Football is like a drug to me. I am hopelessly addicted to it. When I am deprived of its sights, sounds and smells, I experience a form of cold turkey, perhaps in footballing parlance, cold donkey. I am married and 26 years old. This should not happen to the likes of me.

During the summer I find myself inexplicably behaving as if I were at a match. Only last week I was caught chanting 'What a waste of money' at the Royal Yacht Britannia. The week before I was severely and publicly reprimanded for shouting 'Who's the w****r in the black'. The other guests at my friend's wedding were absolutely appalled. So was the vicar.

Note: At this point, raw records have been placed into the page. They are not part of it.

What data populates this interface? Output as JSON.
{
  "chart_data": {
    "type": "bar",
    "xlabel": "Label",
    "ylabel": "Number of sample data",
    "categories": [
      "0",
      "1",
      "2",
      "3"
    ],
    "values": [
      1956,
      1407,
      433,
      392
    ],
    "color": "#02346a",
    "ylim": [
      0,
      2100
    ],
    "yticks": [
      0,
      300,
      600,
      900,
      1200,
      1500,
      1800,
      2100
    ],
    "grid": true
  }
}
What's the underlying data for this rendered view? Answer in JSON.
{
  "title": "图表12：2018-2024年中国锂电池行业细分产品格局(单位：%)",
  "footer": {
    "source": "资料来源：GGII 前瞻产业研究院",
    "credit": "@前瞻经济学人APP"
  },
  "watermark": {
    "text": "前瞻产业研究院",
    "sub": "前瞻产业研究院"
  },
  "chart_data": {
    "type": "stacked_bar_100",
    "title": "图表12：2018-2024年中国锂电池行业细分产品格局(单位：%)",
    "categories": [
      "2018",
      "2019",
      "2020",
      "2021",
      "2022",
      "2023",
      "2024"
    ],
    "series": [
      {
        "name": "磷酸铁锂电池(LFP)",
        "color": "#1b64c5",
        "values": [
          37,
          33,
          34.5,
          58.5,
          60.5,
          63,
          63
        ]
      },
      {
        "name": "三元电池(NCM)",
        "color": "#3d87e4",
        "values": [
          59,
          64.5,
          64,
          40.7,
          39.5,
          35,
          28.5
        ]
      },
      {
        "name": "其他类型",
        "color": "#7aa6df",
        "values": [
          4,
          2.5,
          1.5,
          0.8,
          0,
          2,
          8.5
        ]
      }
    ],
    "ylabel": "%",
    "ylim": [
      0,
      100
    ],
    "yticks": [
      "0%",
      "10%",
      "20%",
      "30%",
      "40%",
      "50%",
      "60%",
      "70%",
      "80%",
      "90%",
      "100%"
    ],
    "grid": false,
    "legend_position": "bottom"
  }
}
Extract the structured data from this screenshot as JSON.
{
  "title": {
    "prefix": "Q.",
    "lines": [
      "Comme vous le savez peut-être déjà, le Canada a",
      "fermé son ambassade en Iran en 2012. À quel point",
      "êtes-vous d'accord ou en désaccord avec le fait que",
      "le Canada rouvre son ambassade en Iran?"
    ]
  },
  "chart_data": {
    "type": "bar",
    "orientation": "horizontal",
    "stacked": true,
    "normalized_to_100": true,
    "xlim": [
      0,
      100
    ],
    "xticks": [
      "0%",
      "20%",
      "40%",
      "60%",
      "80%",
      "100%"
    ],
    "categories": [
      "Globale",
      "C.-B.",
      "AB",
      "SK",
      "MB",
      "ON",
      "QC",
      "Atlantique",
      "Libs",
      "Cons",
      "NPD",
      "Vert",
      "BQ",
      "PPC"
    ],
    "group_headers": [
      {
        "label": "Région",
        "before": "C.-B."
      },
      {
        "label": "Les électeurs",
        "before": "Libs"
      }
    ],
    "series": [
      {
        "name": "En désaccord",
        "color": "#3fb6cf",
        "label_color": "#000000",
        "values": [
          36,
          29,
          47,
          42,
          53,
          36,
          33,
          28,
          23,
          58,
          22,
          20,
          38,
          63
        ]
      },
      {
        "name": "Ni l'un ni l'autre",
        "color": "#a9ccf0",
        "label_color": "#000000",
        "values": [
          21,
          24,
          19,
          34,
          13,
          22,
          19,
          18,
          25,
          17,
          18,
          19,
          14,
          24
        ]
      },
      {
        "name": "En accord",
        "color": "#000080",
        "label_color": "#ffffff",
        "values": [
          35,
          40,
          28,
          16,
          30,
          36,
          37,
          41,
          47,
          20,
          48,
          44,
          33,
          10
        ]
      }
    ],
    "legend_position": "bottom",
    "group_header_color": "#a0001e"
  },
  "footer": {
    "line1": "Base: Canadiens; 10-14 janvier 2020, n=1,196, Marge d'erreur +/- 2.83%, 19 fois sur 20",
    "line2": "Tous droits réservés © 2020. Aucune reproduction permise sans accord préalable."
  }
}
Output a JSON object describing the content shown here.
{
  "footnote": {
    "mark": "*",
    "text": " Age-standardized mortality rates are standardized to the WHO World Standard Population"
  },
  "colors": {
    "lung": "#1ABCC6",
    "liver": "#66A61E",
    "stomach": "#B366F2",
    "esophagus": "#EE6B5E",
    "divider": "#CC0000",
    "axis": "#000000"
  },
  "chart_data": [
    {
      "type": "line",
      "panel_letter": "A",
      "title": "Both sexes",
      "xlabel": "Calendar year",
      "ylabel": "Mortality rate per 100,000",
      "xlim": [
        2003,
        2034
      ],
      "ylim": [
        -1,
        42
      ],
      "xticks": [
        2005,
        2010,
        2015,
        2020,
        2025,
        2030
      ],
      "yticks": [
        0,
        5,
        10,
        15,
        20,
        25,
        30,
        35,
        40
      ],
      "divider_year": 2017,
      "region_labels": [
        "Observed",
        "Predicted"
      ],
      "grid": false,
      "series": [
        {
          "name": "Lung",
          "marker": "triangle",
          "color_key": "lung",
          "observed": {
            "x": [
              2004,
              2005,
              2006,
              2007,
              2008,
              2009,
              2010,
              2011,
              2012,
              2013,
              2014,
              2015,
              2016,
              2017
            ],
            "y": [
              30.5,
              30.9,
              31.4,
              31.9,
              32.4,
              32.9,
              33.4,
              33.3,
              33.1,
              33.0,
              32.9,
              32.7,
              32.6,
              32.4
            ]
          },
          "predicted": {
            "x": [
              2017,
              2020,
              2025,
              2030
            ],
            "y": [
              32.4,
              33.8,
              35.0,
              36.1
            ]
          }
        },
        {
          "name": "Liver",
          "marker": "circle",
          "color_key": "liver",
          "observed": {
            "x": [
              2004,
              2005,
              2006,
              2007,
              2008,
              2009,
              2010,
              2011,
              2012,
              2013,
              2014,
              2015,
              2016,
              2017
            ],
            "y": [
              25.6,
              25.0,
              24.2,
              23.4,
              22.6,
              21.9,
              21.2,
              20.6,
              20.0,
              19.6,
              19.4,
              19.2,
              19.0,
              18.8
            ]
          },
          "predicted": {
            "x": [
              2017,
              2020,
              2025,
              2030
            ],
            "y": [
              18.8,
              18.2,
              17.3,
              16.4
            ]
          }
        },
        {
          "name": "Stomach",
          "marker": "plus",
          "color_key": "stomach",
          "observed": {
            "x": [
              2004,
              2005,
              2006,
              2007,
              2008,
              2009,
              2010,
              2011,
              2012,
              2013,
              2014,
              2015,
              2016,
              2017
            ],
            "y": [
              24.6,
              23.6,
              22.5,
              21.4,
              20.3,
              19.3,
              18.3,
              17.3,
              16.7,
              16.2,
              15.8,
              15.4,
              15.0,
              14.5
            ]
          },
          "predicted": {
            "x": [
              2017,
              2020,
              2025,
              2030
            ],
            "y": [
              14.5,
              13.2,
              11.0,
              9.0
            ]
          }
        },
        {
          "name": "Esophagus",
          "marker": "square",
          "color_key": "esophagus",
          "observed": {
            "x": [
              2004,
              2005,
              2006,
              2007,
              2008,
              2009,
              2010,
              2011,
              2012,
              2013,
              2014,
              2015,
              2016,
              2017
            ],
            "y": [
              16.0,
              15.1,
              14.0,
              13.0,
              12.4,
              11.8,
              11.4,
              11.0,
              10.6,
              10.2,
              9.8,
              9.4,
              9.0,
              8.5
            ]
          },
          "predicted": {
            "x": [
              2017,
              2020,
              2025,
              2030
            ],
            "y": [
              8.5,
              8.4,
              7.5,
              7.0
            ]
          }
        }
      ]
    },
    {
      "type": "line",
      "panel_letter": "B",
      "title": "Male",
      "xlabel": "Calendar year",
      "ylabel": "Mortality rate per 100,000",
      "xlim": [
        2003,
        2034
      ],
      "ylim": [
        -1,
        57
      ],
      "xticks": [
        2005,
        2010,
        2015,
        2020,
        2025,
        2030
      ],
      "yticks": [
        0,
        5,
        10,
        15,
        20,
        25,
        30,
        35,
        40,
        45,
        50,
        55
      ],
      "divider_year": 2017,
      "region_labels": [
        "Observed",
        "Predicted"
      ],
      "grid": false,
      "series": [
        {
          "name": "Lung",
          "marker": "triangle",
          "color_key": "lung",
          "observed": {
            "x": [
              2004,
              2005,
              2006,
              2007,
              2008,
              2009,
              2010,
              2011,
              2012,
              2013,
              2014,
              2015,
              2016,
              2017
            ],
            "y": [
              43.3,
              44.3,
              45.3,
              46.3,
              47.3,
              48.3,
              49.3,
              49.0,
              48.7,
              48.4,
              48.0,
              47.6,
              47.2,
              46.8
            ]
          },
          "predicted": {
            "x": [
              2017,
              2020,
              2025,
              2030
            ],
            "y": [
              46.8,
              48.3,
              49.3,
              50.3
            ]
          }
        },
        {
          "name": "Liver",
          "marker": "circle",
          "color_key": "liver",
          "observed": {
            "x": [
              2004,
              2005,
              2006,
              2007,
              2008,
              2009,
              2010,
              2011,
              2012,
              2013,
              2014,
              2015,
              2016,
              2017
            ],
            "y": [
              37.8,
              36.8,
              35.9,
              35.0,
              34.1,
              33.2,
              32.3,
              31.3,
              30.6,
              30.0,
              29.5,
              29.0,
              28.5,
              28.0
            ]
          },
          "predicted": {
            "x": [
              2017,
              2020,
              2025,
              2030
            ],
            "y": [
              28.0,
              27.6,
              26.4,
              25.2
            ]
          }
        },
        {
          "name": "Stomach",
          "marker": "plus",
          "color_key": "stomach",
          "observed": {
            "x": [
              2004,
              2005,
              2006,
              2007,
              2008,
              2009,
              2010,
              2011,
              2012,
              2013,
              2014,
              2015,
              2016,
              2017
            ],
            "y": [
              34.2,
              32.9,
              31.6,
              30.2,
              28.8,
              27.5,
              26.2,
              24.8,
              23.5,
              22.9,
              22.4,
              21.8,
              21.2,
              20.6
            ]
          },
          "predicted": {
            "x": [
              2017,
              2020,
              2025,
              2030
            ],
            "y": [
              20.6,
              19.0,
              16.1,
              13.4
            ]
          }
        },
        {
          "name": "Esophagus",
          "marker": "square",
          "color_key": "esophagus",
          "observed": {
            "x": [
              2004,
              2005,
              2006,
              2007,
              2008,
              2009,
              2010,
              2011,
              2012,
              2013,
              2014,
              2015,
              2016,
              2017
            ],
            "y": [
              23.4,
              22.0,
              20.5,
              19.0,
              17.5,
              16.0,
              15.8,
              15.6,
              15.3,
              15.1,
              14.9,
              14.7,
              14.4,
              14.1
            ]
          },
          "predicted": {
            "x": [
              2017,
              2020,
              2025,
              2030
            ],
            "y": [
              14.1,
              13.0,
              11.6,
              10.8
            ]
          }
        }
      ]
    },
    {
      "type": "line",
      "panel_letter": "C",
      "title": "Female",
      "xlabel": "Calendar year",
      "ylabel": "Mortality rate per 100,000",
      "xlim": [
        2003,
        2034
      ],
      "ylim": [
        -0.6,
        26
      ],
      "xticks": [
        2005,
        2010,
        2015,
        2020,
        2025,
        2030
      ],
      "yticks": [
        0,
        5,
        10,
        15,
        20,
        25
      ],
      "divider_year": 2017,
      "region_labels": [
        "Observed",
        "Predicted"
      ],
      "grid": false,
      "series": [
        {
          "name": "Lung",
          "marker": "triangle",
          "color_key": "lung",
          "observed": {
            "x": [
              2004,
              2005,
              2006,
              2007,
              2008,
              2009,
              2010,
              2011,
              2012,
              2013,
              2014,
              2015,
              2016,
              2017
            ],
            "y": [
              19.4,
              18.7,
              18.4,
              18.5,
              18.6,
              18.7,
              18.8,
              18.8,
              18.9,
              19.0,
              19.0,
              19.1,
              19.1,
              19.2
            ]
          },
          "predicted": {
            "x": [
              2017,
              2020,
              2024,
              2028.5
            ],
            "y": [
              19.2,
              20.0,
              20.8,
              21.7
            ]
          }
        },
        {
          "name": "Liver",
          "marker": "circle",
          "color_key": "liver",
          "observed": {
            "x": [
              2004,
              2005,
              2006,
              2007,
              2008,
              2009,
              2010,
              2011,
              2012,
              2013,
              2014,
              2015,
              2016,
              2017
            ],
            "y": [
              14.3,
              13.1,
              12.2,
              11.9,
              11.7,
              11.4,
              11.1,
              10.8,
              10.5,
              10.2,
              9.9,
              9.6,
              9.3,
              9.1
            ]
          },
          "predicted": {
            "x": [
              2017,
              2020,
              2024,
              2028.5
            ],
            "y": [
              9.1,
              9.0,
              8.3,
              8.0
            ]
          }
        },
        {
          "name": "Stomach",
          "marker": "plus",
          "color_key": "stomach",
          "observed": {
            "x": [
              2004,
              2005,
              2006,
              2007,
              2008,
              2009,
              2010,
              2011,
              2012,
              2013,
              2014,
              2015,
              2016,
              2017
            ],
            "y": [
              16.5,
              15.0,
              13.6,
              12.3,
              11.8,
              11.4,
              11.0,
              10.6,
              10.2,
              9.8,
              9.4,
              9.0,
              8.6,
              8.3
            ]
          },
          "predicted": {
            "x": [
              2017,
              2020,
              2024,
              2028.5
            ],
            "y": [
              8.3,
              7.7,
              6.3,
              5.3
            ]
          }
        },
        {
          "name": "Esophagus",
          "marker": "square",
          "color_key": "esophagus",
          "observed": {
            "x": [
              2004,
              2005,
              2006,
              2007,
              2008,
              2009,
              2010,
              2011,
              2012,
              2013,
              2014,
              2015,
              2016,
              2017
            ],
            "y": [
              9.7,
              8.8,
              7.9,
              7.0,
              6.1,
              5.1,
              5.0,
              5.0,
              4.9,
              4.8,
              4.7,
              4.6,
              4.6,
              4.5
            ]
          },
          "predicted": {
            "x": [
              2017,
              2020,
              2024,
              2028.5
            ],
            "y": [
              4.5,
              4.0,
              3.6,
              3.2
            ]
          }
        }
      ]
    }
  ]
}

I have tried other sports. Where a football match is a fast-food feast, cricket is a five-day dinner party where each course consists of a very small amount of something I don't like very much but eat because it's there. Fortunately, the cricket match I chose to attend was the fourth day's play in the England v South Africa Test and it was all over in an hour and a half, but the whole occasion lacked live football's gut-wrenching excitement. I thought about going to Wimbledon this year, but after watching Wimbledon FC for 18 years the temptation to call out 'Come on you Dons' would be too great to resist. While most people are enjoying the summer, I am enduring it, wishing it was winter. I even buy Shoot], a football magazine for teenagers. I always make a point of telling the newsagent that it's for my brother. This would sound more convincing if it were not for two things: 1) My newsagent is my father and 2) I am an only child.

You would have thought by now that I would have got used to The Close Season, but just as some people are constantly surprised at how early it gets dark in October after the clocks have gone back so every May I am struck by the fact that it will be at least 12 weeks before I am again able to take my seat in the stand and bellow instructions at people who are highly skilled and highly paid to do the sort of things with a ball that I can only dream of.

Admittedly, the World Cup does serve as a sort of half-way house between the end of one season and the beginning of another, but it is not the same thing at all. Odd years are the worst, with no championship football of any description. In those years it can sometimes feel as though the new season will never come, until, that is, the fixtures are published. It is a sign. Of course, with this season's 'staggered start' I now have the beautiful euphoria of two first days. I know that the beginning is in sight; the floodlight at the end of the tunnel.

It is only then, after I have blue-tacked The Dons' fixtures to my fridge, that I can picture myself at Selhurst Park, wearing my blue and yellow shirt, which bears the legend 'FLATBACK 4', and waving to my friends who used to stand behind the goal but now, reluctantly, have to sit. The same friends who used to call me 'soft' for sitting. I wasn't soft after all . . . just ahead of my time.